Despite the commonality of a name with two Black military heroes, he was no hero nor a soldier. He was just a racist chump who lived and died like one.
Benjamin L. Davis, the reputed head of the white supremacist prison gang 211 Crew who was serving a 106-year sentence for various crimes including racketeering and is believed to have ordered the 2013 murder of a Colorado Department of Corrections head, was found dead in his cell last month in what authorities are investigating as a suicide.
According to news reports, Davis, 42, was found in his cell on Aug. 28 at the Wyoming State Penitentiary in Rawlins, WY where despite his crimes being committed in Colorado, he was serving under an Interstate Corrections Compact Agreement which allows high-risk inmates to be transferred between states. The manner of death has not been released to the public, but an autopsy has been ordered, according to a news release by Mark Fairbairn, spokesman for the Colorado Department of Corrections.

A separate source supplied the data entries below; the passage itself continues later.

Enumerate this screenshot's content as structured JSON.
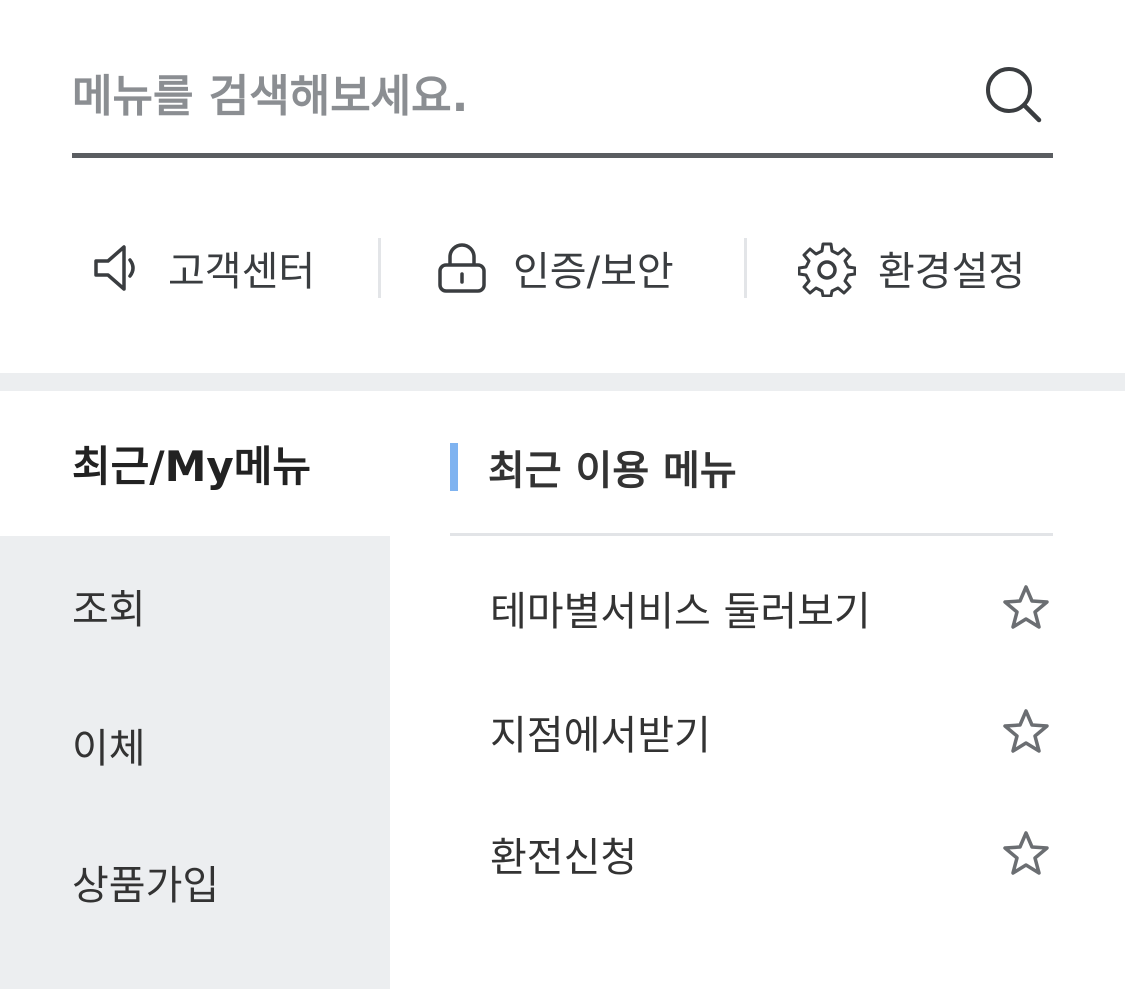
{
  "search": {
    "placeholder": "메뉴를 검색해보세요.",
    "value": "",
    "icon": "search-icon"
  },
  "quick_links": [
    {
      "label": "고객센터",
      "icon": "megaphone-icon"
    },
    {
      "label": "인증/보안",
      "icon": "lock-icon"
    },
    {
      "label": "환경설정",
      "icon": "gear-icon"
    }
  ],
  "sidebar": {
    "items": [
      {
        "label": "최근/My메뉴",
        "active": true
      },
      {
        "label": "조회",
        "active": false
      },
      {
        "label": "이체",
        "active": false
      },
      {
        "label": "상품가입",
        "active": false
      }
    ]
  },
  "content": {
    "section_title": "최근 이용 메뉴",
    "accent_color": "#7fb3f0",
    "items": [
      {
        "label": "테마별서비스 둘러보기",
        "icon": "star-outline-icon"
      },
      {
        "label": "지점에서받기",
        "icon": "star-outline-icon"
      },
      {
        "label": "환전신청",
        "icon": "star-outline-icon"
      }
    ]
  }
}
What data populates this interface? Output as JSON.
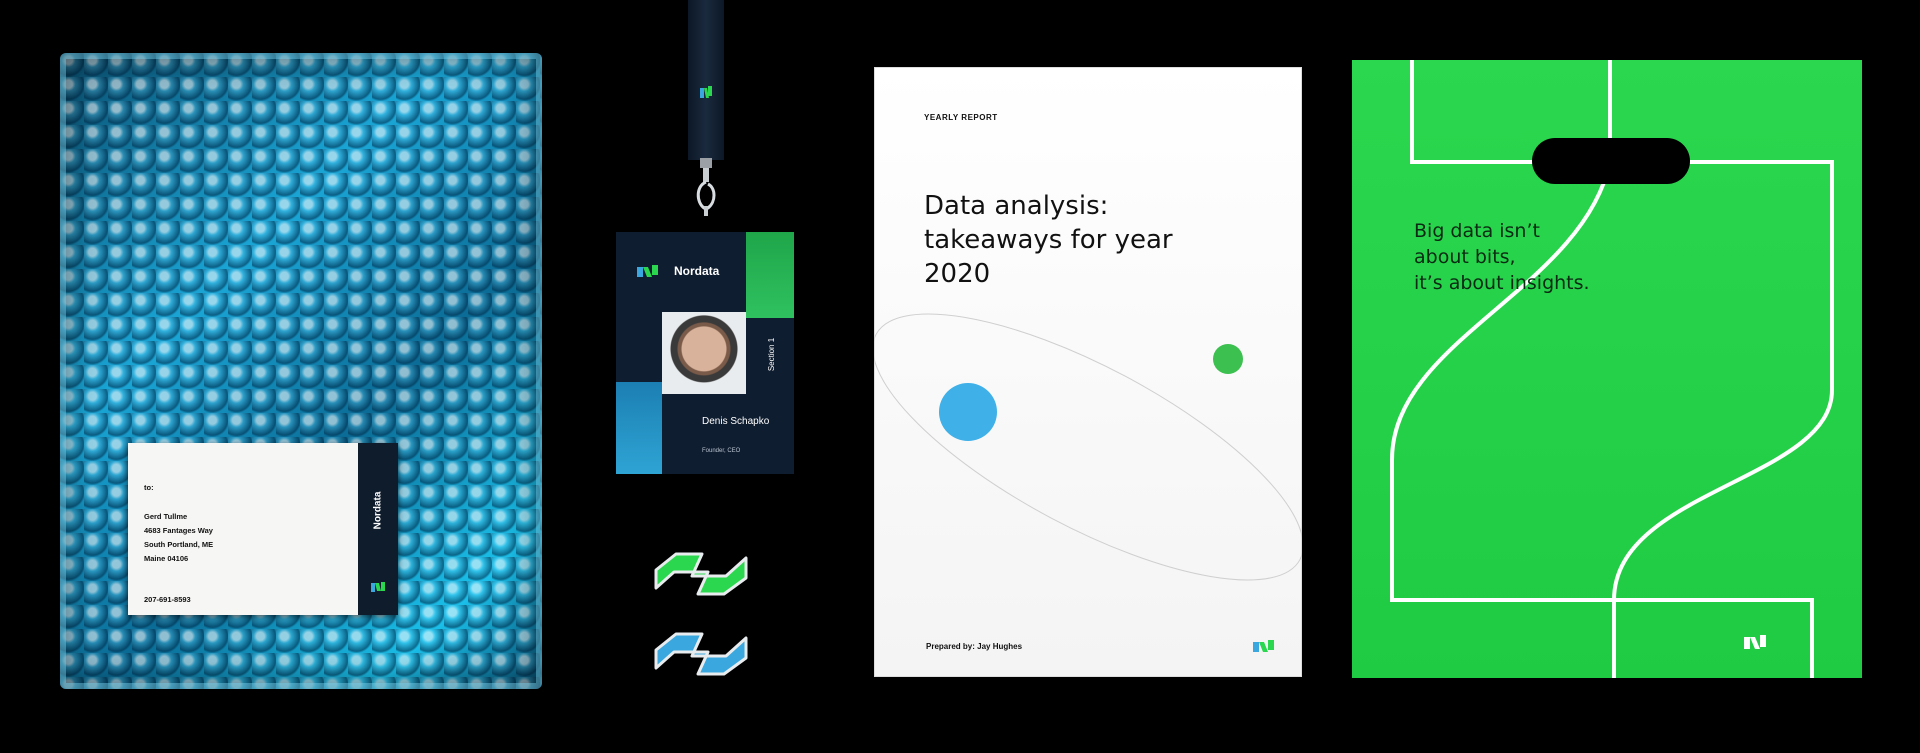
{
  "mailer": {
    "label_to": "to:",
    "recipient_name": "Gerd Tullme",
    "street": "4683  Fantages Way",
    "city": "South Portland, ME",
    "state_zip": "Maine 04106",
    "phone": "207-691-8593",
    "brand": "Nordata"
  },
  "badge": {
    "brand": "Nordata",
    "section": "Section 1",
    "name": "Denis Schapko",
    "role": "Founder, CEO"
  },
  "report": {
    "label": "YEARLY REPORT",
    "title": "Data analysis: takeaways for year 2020",
    "author": "Prepared by: Jay Hughes"
  },
  "bag": {
    "text": "Big data isn’t\nabout bits,\nit’s about insights."
  },
  "colors": {
    "green": "#2bd74e",
    "blue": "#3aa8de",
    "navy": "#0f1d30"
  }
}
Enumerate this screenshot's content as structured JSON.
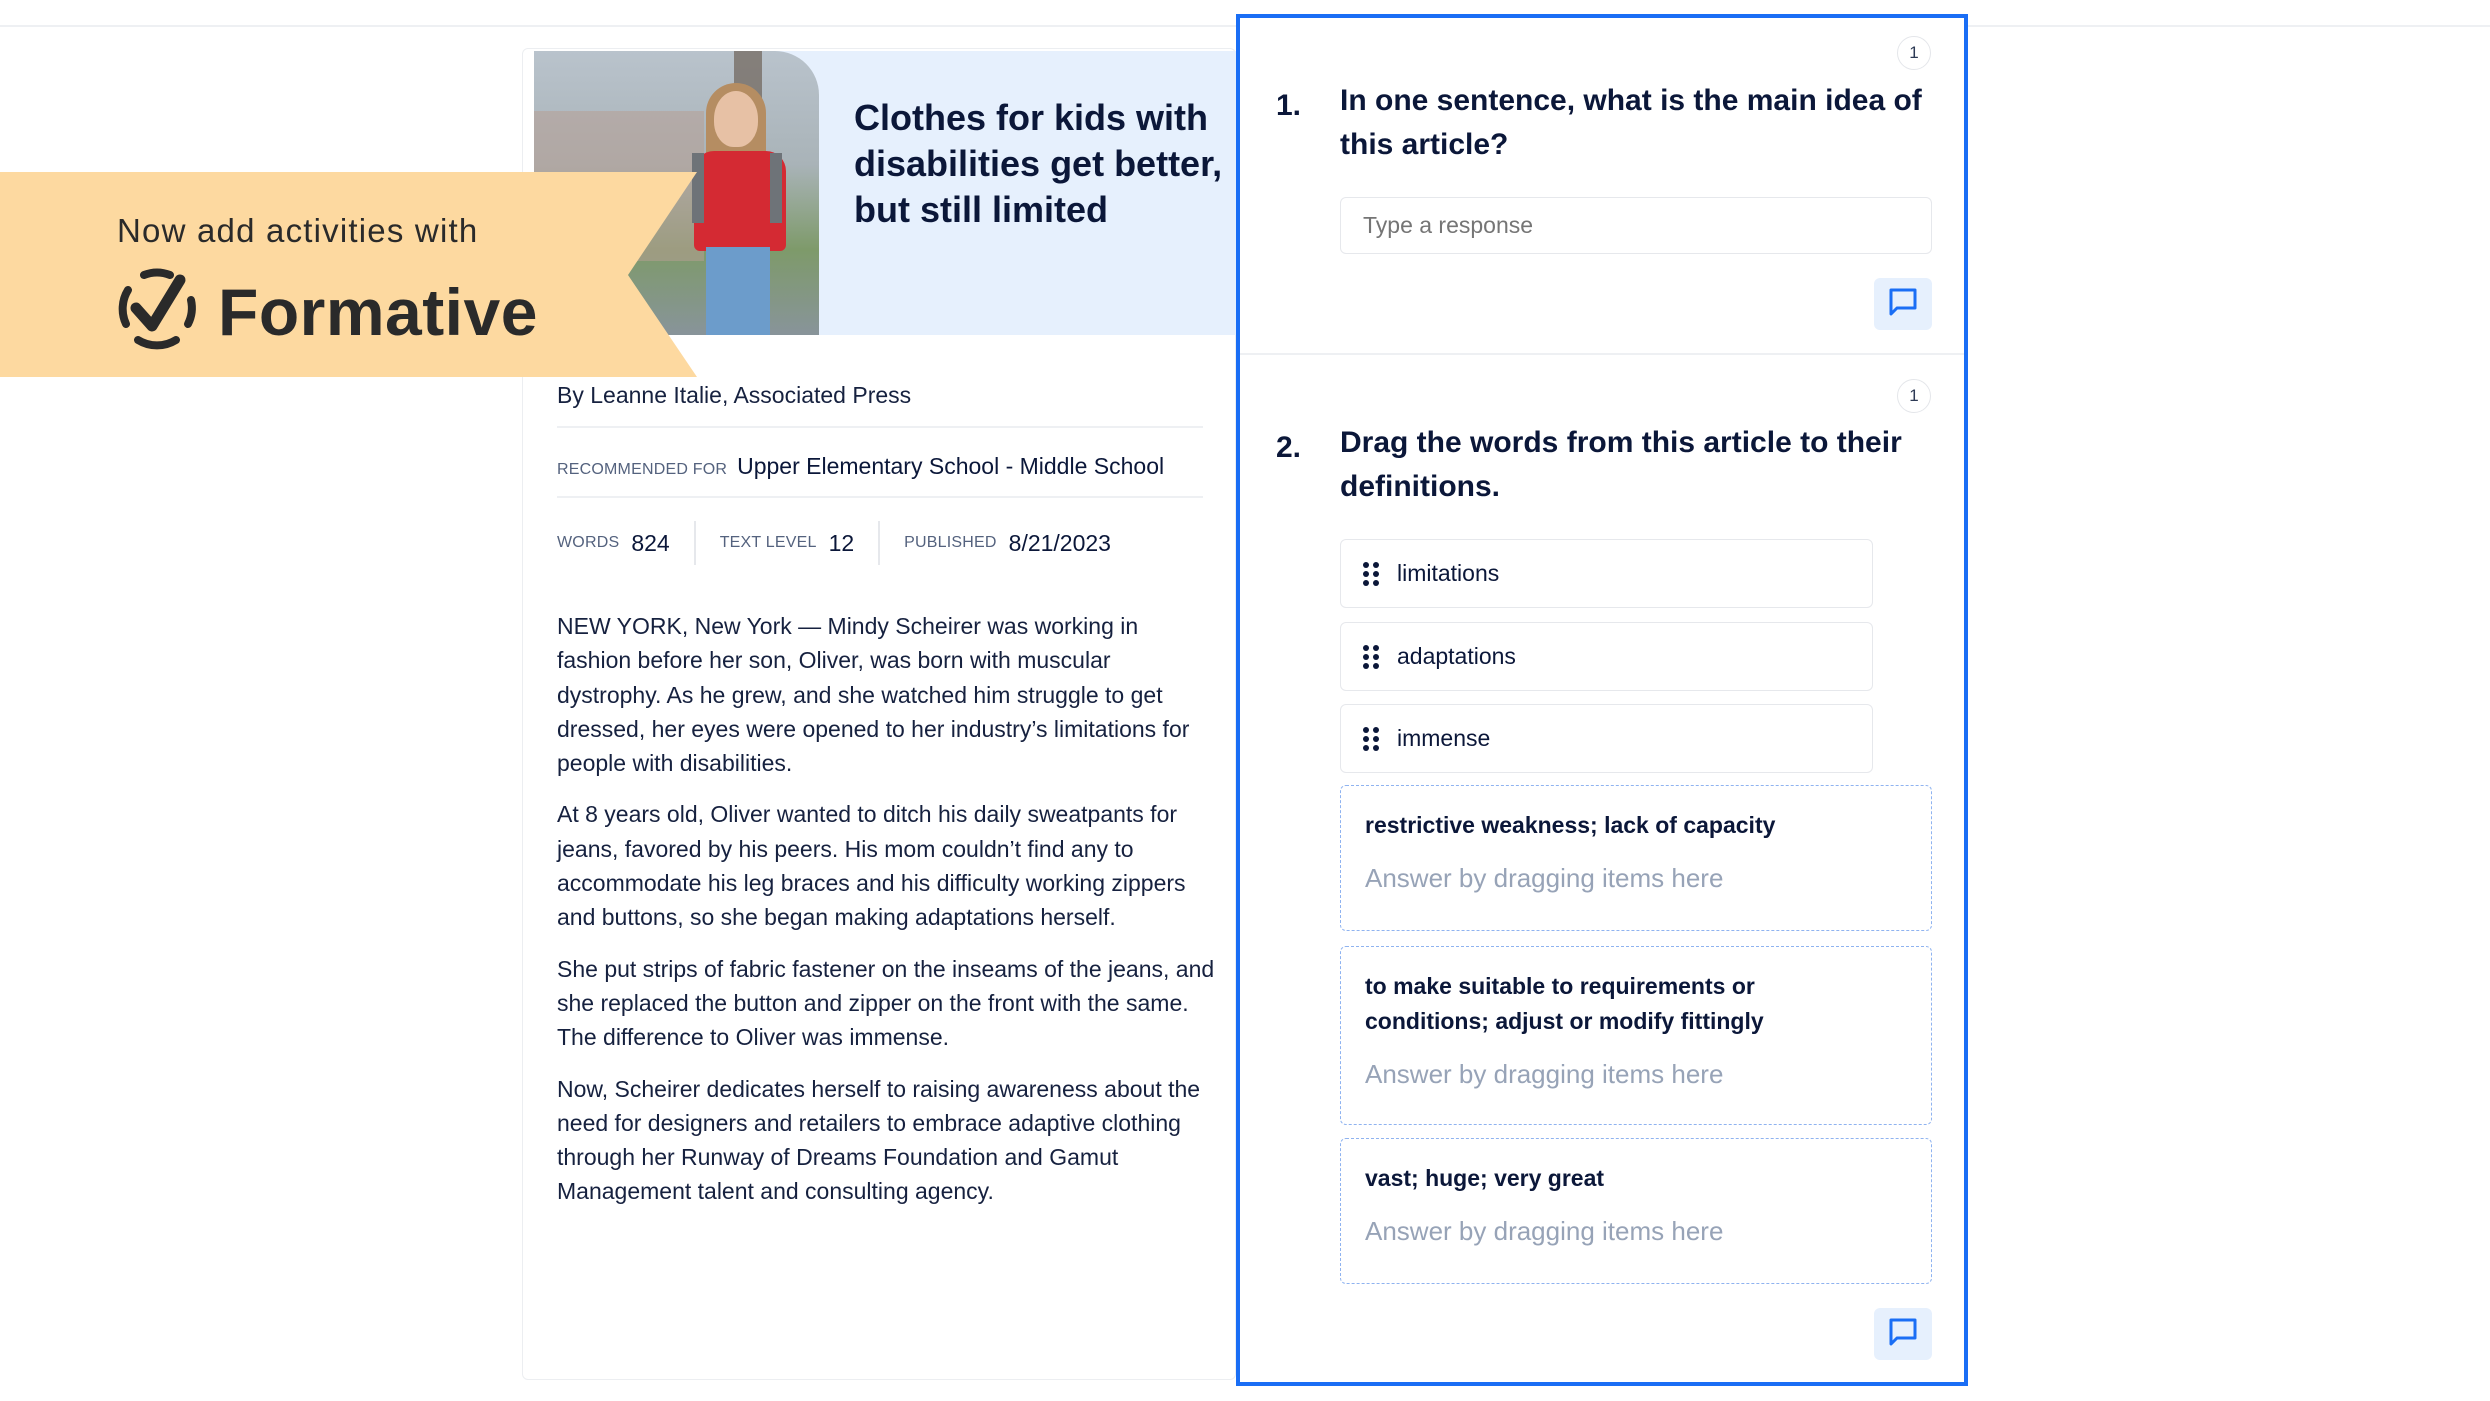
{
  "promo": {
    "subtitle": "Now add activities with",
    "brand": "Formative",
    "logo_icon": "check-circle-icon",
    "background_color": "#FDD9A0"
  },
  "article": {
    "title": "Clothes for kids with disabilities get better, but still limited",
    "photo_alt": "Teen girl with backpack walking beside a child in a wheelchair",
    "byline": "By Leanne Italie, Associated Press",
    "recommended_label": "RECOMMENDED FOR",
    "recommended_value": "Upper Elementary School - Middle School",
    "meta": [
      {
        "label": "WORDS",
        "value": "824"
      },
      {
        "label": "TEXT LEVEL",
        "value": "12"
      },
      {
        "label": "PUBLISHED",
        "value": "8/21/2023"
      }
    ],
    "paragraphs": [
      "NEW YORK, New York — Mindy Scheirer was working in fashion before her son, Oliver, was born with muscular dystrophy. As he grew, and she watched him struggle to get dressed, her eyes were opened to her industry’s limitations for people with disabilities.",
      "At 8 years old, Oliver wanted to ditch his daily sweatpants for jeans, favored by his peers. His mom couldn’t find any to accommodate his leg braces and his difficulty working zippers and buttons, so she began making adaptations herself.",
      "She put strips of fabric fastener on the inseams of the jeans, and she replaced the button and zipper on the front with the same. The difference to Oliver was immense.",
      "Now, Scheirer dedicates herself to raising awareness about the need for designers and retailers to embrace adaptive clothing through her Runway of Dreams Foundation and Gamut Management talent and consulting agency."
    ]
  },
  "questions": [
    {
      "number": "1.",
      "points": "1",
      "title": "In one sentence, what is the main idea of this article?",
      "response_placeholder": "Type a response",
      "comment_icon": "comment-icon"
    },
    {
      "number": "2.",
      "points": "1",
      "title": "Drag the words from this article to their definitions.",
      "drag_items": [
        "limitations",
        "adaptations",
        "immense"
      ],
      "drop_zones": [
        {
          "definition": "restrictive weakness; lack of capacity",
          "hint": "Answer by dragging items here"
        },
        {
          "definition": "to make suitable to requirements or conditions; adjust or modify fittingly",
          "hint": "Answer by dragging items here"
        },
        {
          "definition": "vast; huge; very great",
          "hint": "Answer by dragging items here"
        }
      ],
      "comment_icon": "comment-icon"
    }
  ],
  "colors": {
    "accent": "#1A6EF5",
    "header_bg": "#E6F0FD",
    "text": "#0B1739",
    "hint": "#97A3B7"
  }
}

The 211 Crew, which is not associated with the multiracial neo-Fascist group 211 Boot Boys on the East Coast, was founded in 1995 by Davis, who at the time was serving a 30-year-sentence for robbery and first degree assault, after he reportedly was beaten and nearly killed by a Black inmate. Over the next two decades, they would be implicated in a series of prison assaults and murders, including the 1997 murder of African immigrant Oumar Dia while he was waiting for a bus in Denver, and Tom Clements, the head of the Colorado Department of Corrections, outside his home. 211 member and parolee Even Spencer Ebel, who fled to Texas where police shot and killed him in a gunfight, was ordered by Davis to kill Clements, according to investigative documents from Texas Rangers. Crew member Jeremiah Barnum was convicted of Dia’s murder and served a 12-year sentence, being released from prison in 2009, only to be gunned down by police three years later in an armed confrontation with police in a Walgreens’ parking lot.
In 2007, Davis was convicted of racketeering, which gave him an additional 108 years in prison. “The long and short of it Mr. Davis is you don’t need to be on the streets in 40 or 50 years,” District Judge William Robbins said to him in 2013 when he reaffirmed Davis’ sentence, who wanted it to run concurrently. “Your prison sentence was supposed to rehabilitate the defendant. It apparently failed miserably.”